Él frunció el ceño, pensativo. Guardó silencio unos segundos, como si aquella revelación pesara demasiado en su pequeño corazón. Luego, con una sonrisa tímida, dijo:

—Entonces… ¿puedo darles los míos? Yo ya tengo muchos, y quizá ellos los necesiten más.

Se me hizo un nudo en la garganta. Quise decirle que no, que eran sus tesoros, que no tenía por qué desprenderse de ellos. Pero lo miré a los ojos y entendí que su generosidad era más grande que mi miedo.

—Claro que sí, mi amor. Podemos hacerlo juntos.

Desde ese día, Mateo comenzó a planear su “gran regalo”. Cada vez que llegaba la familia a visitarlo, les pedía que trajeran juguetes nuevos, no para él, sino “para los amigos del hospital”.

Las enfermeras lo miraban con ternura, los médicos se quedaban en silencio ante tanta madurez. Y yo… yo aprendí que el verdadero valor de la vida no estaba en la cantidad de días que nos quedaban, sino en lo que hacíamos con ellos.

Cuando por fin llegó su cumpleaños número siete, improvisamos una pequeña fiesta en la sala común del hospital. No hubo globos caros ni un pastel enorme, pero sí risas, canciones y sobre todo… cajas llenas de carritos, muñecas, peluches y juegos de mesa.

Mateo, con una máscara de oxígeno colgando de un lado y su sonrisa intacta, fue entregando uno por uno los regalos a los demás niños internados.
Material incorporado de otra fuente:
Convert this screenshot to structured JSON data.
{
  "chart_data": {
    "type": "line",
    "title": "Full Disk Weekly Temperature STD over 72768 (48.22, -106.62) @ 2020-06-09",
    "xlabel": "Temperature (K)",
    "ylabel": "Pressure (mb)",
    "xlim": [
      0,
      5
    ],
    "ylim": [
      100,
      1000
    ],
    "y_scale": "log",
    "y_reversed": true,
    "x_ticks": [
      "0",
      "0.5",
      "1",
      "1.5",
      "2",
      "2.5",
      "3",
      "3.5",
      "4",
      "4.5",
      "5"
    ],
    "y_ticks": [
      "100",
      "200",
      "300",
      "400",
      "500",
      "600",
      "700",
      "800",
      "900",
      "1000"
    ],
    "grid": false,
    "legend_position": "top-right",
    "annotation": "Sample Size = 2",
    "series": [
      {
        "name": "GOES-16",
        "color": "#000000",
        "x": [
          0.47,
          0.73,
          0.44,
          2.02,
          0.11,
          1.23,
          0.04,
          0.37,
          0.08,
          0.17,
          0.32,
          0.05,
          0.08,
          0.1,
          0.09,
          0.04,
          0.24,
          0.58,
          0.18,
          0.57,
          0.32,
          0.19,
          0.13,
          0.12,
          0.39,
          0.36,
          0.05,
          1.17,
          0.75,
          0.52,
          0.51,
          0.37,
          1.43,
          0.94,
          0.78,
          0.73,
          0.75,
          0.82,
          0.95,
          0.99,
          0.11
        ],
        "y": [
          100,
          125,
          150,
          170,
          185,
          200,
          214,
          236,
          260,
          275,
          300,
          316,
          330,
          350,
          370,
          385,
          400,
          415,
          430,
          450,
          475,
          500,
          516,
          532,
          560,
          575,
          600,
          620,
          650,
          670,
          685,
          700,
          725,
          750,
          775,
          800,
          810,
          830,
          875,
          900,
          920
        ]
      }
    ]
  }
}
Cada vez que veía a alguno abrazar su nuevo juguete, sus ojos brillaban como si fueran estrellas.

—¿Ves, mami? Ahora todos tienen con qué jugar.

Yo apenas podía contener las lágrimas. En medio de su fragilidad, mi hijo estaba dejando una huella imborrable.

Semanas después, cuando el cansancio pudo más que su cuerpo, Mateo partió tranquilo, sostenido de mi mano. En su mesita de noche quedó solo un cochecito azul y una nota escrita con letras torcidas:

“Para ti, mami, porque tú también necesitas un juguete cuando me extrañes.”

Lo abracé contra mi pecho y comprendí que mi pequeño, en apenas siete años, había dado la lección más grande: que la vida se mide en amor compartido, no en tiempo vivido.